授業で教授に紹介されて、ずっと生でみてみたいなと思っていました。
遠かったけど、建築・環境含め一村さんの世界観を感じられたので来て良かったです!
動物も植物も“生”を感じました。数年後にまた来たいと思います。
どうしても、その場で見たくて奄美まで来ました。
千葉、滋賀…。きれいな美術館で見てもしっくりこなかったからです。
同じ匂いや空気、湿り感の洗礼を受けながら、見ているうつに涙が止まらなくなってしまいました。
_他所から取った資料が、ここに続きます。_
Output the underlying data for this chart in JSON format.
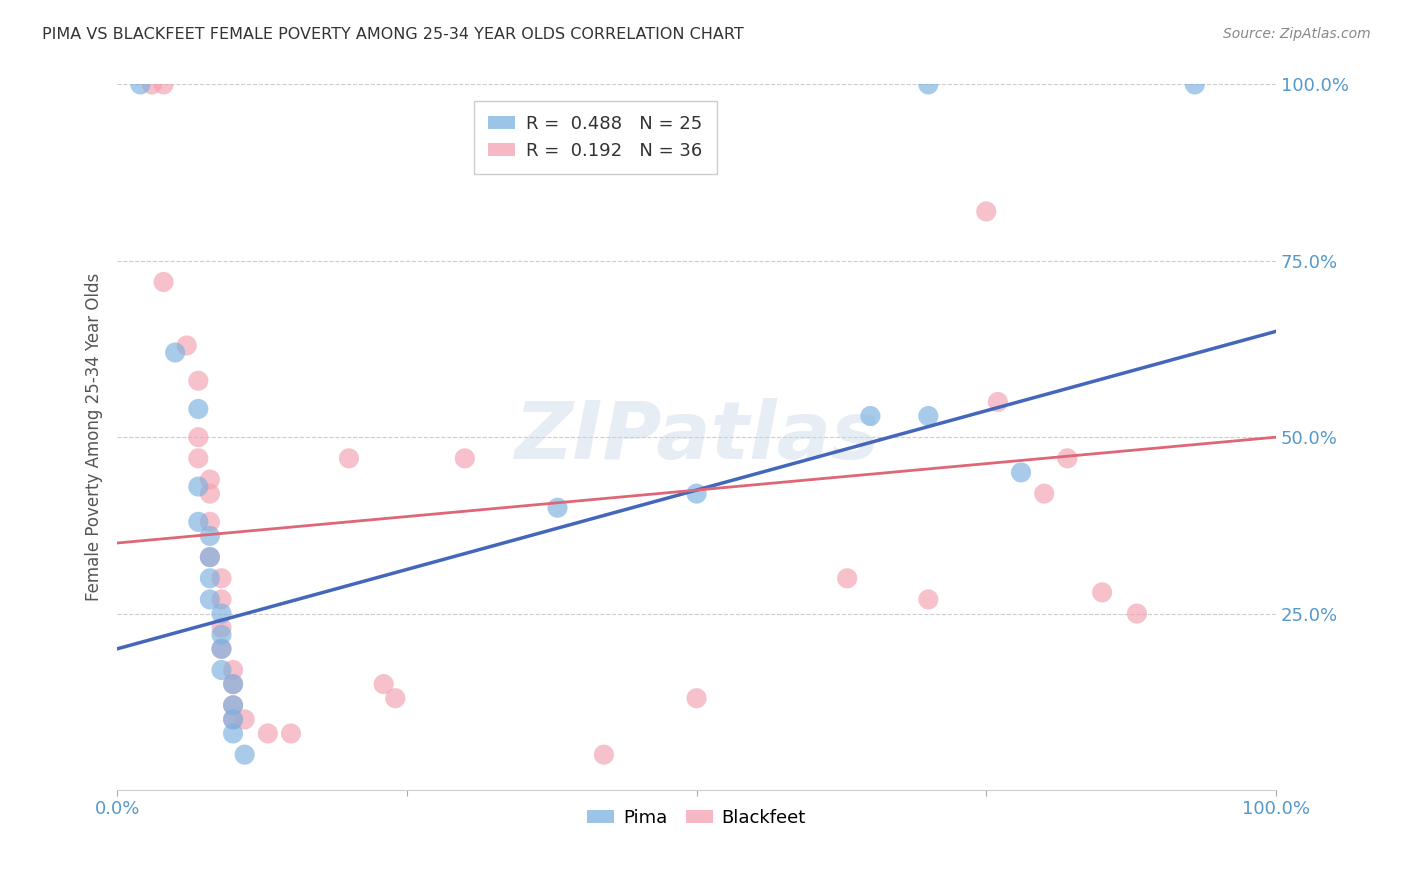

「本物には人を圧倒する力がある。人を黙らせて泣かせる力がある。」
これは、私が学芸員1年生の時に先輩から言われて、いまだに使わせてもらっています。
一村さん、泣かせて頂きました。
奄美に来て初めて一村さんの暮らしぶりを知ることができました。
貧しいながらも、持って生まれた才能を発揮できいい人生だったのかな?と思います。
家族愛に恵まれなかったが、お姉さんの優しい心で守られ絵を描き続けられたのかな。
芸術家って世が認めなければ才能を十二分に表すことができないなんて残念。
キッズクラブの皆さん一村さんを盛り上げもっと日本中に知らしめて欲しい。
とうとう、とうとう、奄美に来れたよ。
40年近く前、横浜高島屋の展示会場で1枚1枚の絵を見、キャプションを読み、展示室にも関わらず、涙が止まりませんでした。
経済的にも恵まれずとも、紬の仕事をして、必要な色の絵具を必要なだけ買う生活で描いた絵。
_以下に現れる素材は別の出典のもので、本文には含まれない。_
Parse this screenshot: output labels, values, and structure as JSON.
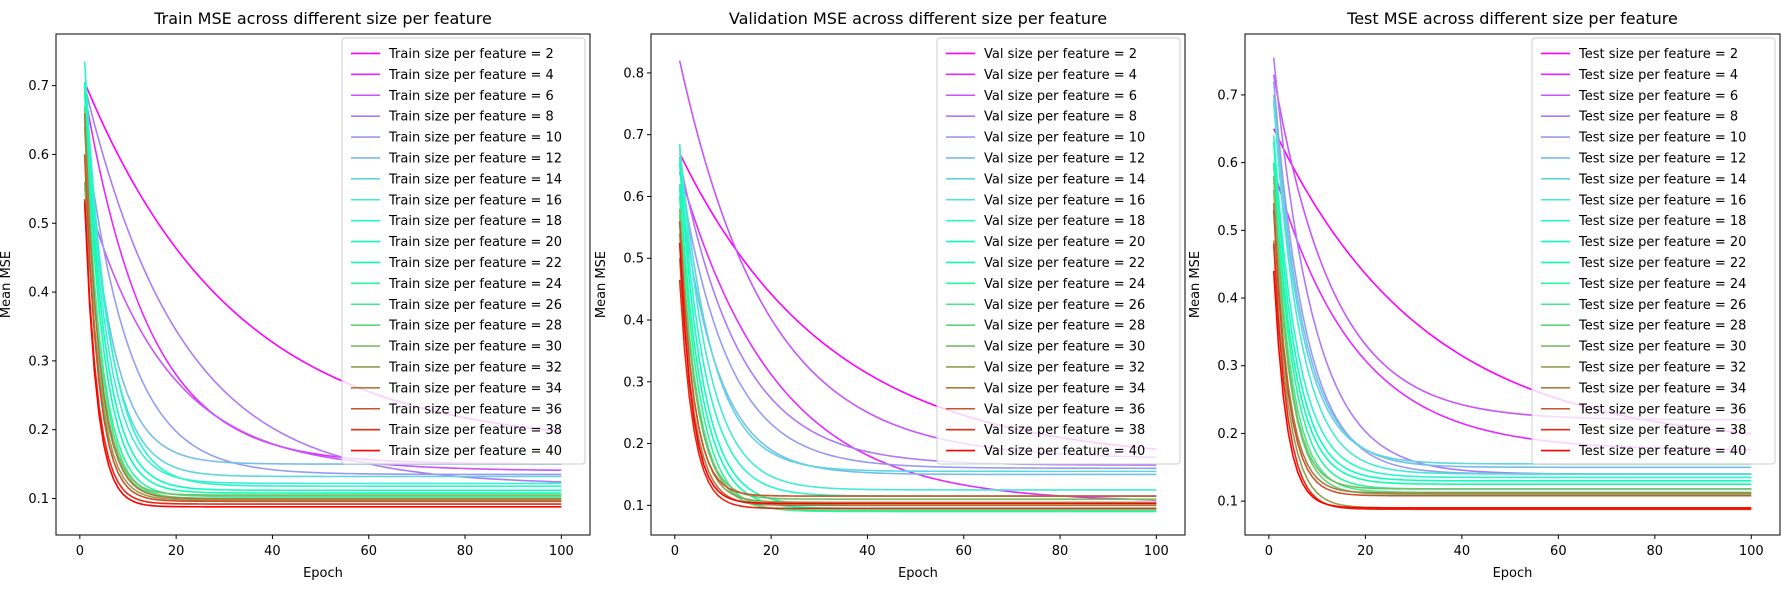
{
  "chart_data": [
    {
      "type": "line",
      "title": "Train MSE across different size per feature",
      "xlabel": "Epoch",
      "ylabel": "Mean MSE",
      "xlim": [
        -4.95,
        105.95
      ],
      "ylim": [
        0.047,
        0.775
      ],
      "xticks": [
        0,
        20,
        40,
        60,
        80,
        100
      ],
      "yticks": [
        0.1,
        0.2,
        0.3,
        0.4,
        0.5,
        0.6,
        0.7
      ],
      "legend_position": "top-right",
      "grid": false,
      "epochs": [
        1,
        100
      ],
      "series": [
        {
          "name": "Train size per feature = 2",
          "start": 0.705,
          "end": 0.175,
          "rate": 0.032
        },
        {
          "name": "Train size per feature = 4",
          "start": 0.69,
          "end": 0.15,
          "rate": 0.075
        },
        {
          "name": "Train size per feature = 6",
          "start": 0.55,
          "end": 0.14,
          "rate": 0.06
        },
        {
          "name": "Train size per feature = 8",
          "start": 0.7,
          "end": 0.12,
          "rate": 0.05
        },
        {
          "name": "Train size per feature = 10",
          "start": 0.64,
          "end": 0.135,
          "rate": 0.11
        },
        {
          "name": "Train size per feature = 12",
          "start": 0.655,
          "end": 0.15,
          "rate": 0.18
        },
        {
          "name": "Train size per feature = 14",
          "start": 0.7,
          "end": 0.132,
          "rate": 0.2
        },
        {
          "name": "Train size per feature = 16",
          "start": 0.705,
          "end": 0.122,
          "rate": 0.22
        },
        {
          "name": "Train size per feature = 18",
          "start": 0.735,
          "end": 0.118,
          "rate": 0.2
        },
        {
          "name": "Train size per feature = 20",
          "start": 0.705,
          "end": 0.112,
          "rate": 0.24
        },
        {
          "name": "Train size per feature = 22",
          "start": 0.69,
          "end": 0.108,
          "rate": 0.26
        },
        {
          "name": "Train size per feature = 24",
          "start": 0.65,
          "end": 0.103,
          "rate": 0.28
        },
        {
          "name": "Train size per feature = 26",
          "start": 0.67,
          "end": 0.1,
          "rate": 0.3
        },
        {
          "name": "Train size per feature = 28",
          "start": 0.56,
          "end": 0.1,
          "rate": 0.3
        },
        {
          "name": "Train size per feature = 30",
          "start": 0.64,
          "end": 0.105,
          "rate": 0.32
        },
        {
          "name": "Train size per feature = 32",
          "start": 0.6,
          "end": 0.098,
          "rate": 0.34
        },
        {
          "name": "Train size per feature = 34",
          "start": 0.66,
          "end": 0.1,
          "rate": 0.33
        },
        {
          "name": "Train size per feature = 36",
          "start": 0.6,
          "end": 0.096,
          "rate": 0.36
        },
        {
          "name": "Train size per feature = 38",
          "start": 0.535,
          "end": 0.092,
          "rate": 0.38
        },
        {
          "name": "Train size per feature = 40",
          "start": 0.53,
          "end": 0.088,
          "rate": 0.4
        }
      ]
    },
    {
      "type": "line",
      "title": "Validation MSE across different size per feature",
      "xlabel": "Epoch",
      "ylabel": "Mean MSE",
      "xlim": [
        -4.95,
        105.95
      ],
      "ylim": [
        0.052,
        0.863
      ],
      "xticks": [
        0,
        20,
        40,
        60,
        80,
        100
      ],
      "yticks": [
        0.1,
        0.2,
        0.3,
        0.4,
        0.5,
        0.6,
        0.7,
        0.8
      ],
      "legend_position": "top-right",
      "grid": false,
      "epochs": [
        1,
        100
      ],
      "series": [
        {
          "name": "Val size per feature = 2",
          "start": 0.67,
          "end": 0.17,
          "rate": 0.032
        },
        {
          "name": "Val size per feature = 4",
          "start": 0.64,
          "end": 0.105,
          "rate": 0.05
        },
        {
          "name": "Val size per feature = 6",
          "start": 0.82,
          "end": 0.175,
          "rate": 0.055
        },
        {
          "name": "Val size per feature = 8",
          "start": 0.66,
          "end": 0.165,
          "rate": 0.08
        },
        {
          "name": "Val size per feature = 10",
          "start": 0.64,
          "end": 0.16,
          "rate": 0.1
        },
        {
          "name": "Val size per feature = 12",
          "start": 0.62,
          "end": 0.15,
          "rate": 0.13
        },
        {
          "name": "Val size per feature = 14",
          "start": 0.68,
          "end": 0.155,
          "rate": 0.15
        },
        {
          "name": "Val size per feature = 16",
          "start": 0.685,
          "end": 0.125,
          "rate": 0.17
        },
        {
          "name": "Val size per feature = 18",
          "start": 0.665,
          "end": 0.115,
          "rate": 0.19
        },
        {
          "name": "Val size per feature = 20",
          "start": 0.655,
          "end": 0.1,
          "rate": 0.21
        },
        {
          "name": "Val size per feature = 22",
          "start": 0.615,
          "end": 0.095,
          "rate": 0.22
        },
        {
          "name": "Val size per feature = 24",
          "start": 0.6,
          "end": 0.09,
          "rate": 0.24
        },
        {
          "name": "Val size per feature = 26",
          "start": 0.57,
          "end": 0.092,
          "rate": 0.26
        },
        {
          "name": "Val size per feature = 28",
          "start": 0.56,
          "end": 0.1,
          "rate": 0.28
        },
        {
          "name": "Val size per feature = 30",
          "start": 0.58,
          "end": 0.11,
          "rate": 0.3
        },
        {
          "name": "Val size per feature = 32",
          "start": 0.54,
          "end": 0.105,
          "rate": 0.32
        },
        {
          "name": "Val size per feature = 34",
          "start": 0.5,
          "end": 0.1,
          "rate": 0.33
        },
        {
          "name": "Val size per feature = 36",
          "start": 0.56,
          "end": 0.115,
          "rate": 0.35
        },
        {
          "name": "Val size per feature = 38",
          "start": 0.465,
          "end": 0.095,
          "rate": 0.36
        },
        {
          "name": "Val size per feature = 40",
          "start": 0.525,
          "end": 0.103,
          "rate": 0.38
        }
      ]
    },
    {
      "type": "line",
      "title": "Test MSE across different size per feature",
      "xlabel": "Epoch",
      "ylabel": "Mean MSE",
      "xlim": [
        -4.95,
        105.95
      ],
      "ylim": [
        0.05,
        0.79
      ],
      "xticks": [
        0,
        20,
        40,
        60,
        80,
        100
      ],
      "yticks": [
        0.1,
        0.2,
        0.3,
        0.4,
        0.5,
        0.6,
        0.7
      ],
      "legend_position": "top-right",
      "grid": false,
      "epochs": [
        1,
        100
      ],
      "series": [
        {
          "name": "Test size per feature = 2",
          "start": 0.65,
          "end": 0.18,
          "rate": 0.032
        },
        {
          "name": "Test size per feature = 4",
          "start": 0.59,
          "end": 0.175,
          "rate": 0.06
        },
        {
          "name": "Test size per feature = 6",
          "start": 0.73,
          "end": 0.22,
          "rate": 0.08
        },
        {
          "name": "Test size per feature = 8",
          "start": 0.755,
          "end": 0.14,
          "rate": 0.12
        },
        {
          "name": "Test size per feature = 10",
          "start": 0.72,
          "end": 0.14,
          "rate": 0.15
        },
        {
          "name": "Test size per feature = 12",
          "start": 0.7,
          "end": 0.15,
          "rate": 0.16
        },
        {
          "name": "Test size per feature = 14",
          "start": 0.69,
          "end": 0.155,
          "rate": 0.17
        },
        {
          "name": "Test size per feature = 16",
          "start": 0.69,
          "end": 0.14,
          "rate": 0.18
        },
        {
          "name": "Test size per feature = 18",
          "start": 0.64,
          "end": 0.135,
          "rate": 0.2
        },
        {
          "name": "Test size per feature = 20",
          "start": 0.63,
          "end": 0.13,
          "rate": 0.22
        },
        {
          "name": "Test size per feature = 22",
          "start": 0.6,
          "end": 0.125,
          "rate": 0.23
        },
        {
          "name": "Test size per feature = 24",
          "start": 0.6,
          "end": 0.118,
          "rate": 0.25
        },
        {
          "name": "Test size per feature = 26",
          "start": 0.58,
          "end": 0.113,
          "rate": 0.27
        },
        {
          "name": "Test size per feature = 28",
          "start": 0.56,
          "end": 0.11,
          "rate": 0.29
        },
        {
          "name": "Test size per feature = 30",
          "start": 0.58,
          "end": 0.118,
          "rate": 0.3
        },
        {
          "name": "Test size per feature = 32",
          "start": 0.485,
          "end": 0.09,
          "rate": 0.32
        },
        {
          "name": "Test size per feature = 34",
          "start": 0.54,
          "end": 0.112,
          "rate": 0.33
        },
        {
          "name": "Test size per feature = 36",
          "start": 0.53,
          "end": 0.108,
          "rate": 0.34
        },
        {
          "name": "Test size per feature = 38",
          "start": 0.48,
          "end": 0.088,
          "rate": 0.36
        },
        {
          "name": "Test size per feature = 40",
          "start": 0.44,
          "end": 0.09,
          "rate": 0.38
        }
      ]
    }
  ]
}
「エンマ大王への土産」の絵の前では立ちすくみました。
こんな立派な美術館が出来、一村さんのお気持ちはいかがでしょう。
さきほどアダンの種を2個拾いました。庭に育ててみたいと思います。
一村さんのアダンが芽を出したらこんな嬉しいことはありません。
師走の頃、天気の急変により渡航できず、初の奄美への宿泊。
宿泊先のやさしさ温かさを笑顔と共に受け取り、出立の準備。
しかし、またもや天候不順による足止め。
時間を持て余した末のこちらへ来館。
外の雨音風音が聞こえたかのような本当に自然な花鳥画の数々。
思わず声とため息が出た。深く深く息を吐いた。
素敵だ。何とも言葉が足りないが本当に素敵だ。
私も下手の横好きではあるが、絵画作成を楽しむが、
こんなにもいつまでもながめていたいような作品は1つも描けてはいない。
努力が足りない?いや、私には愛しむ心がとぼしいのだ。
あなたが愛した奄美の自然。次に訪れる際はかならず見に行こう。
そしてあなたへほんの少しでも近づけるよう描いてみようと思う。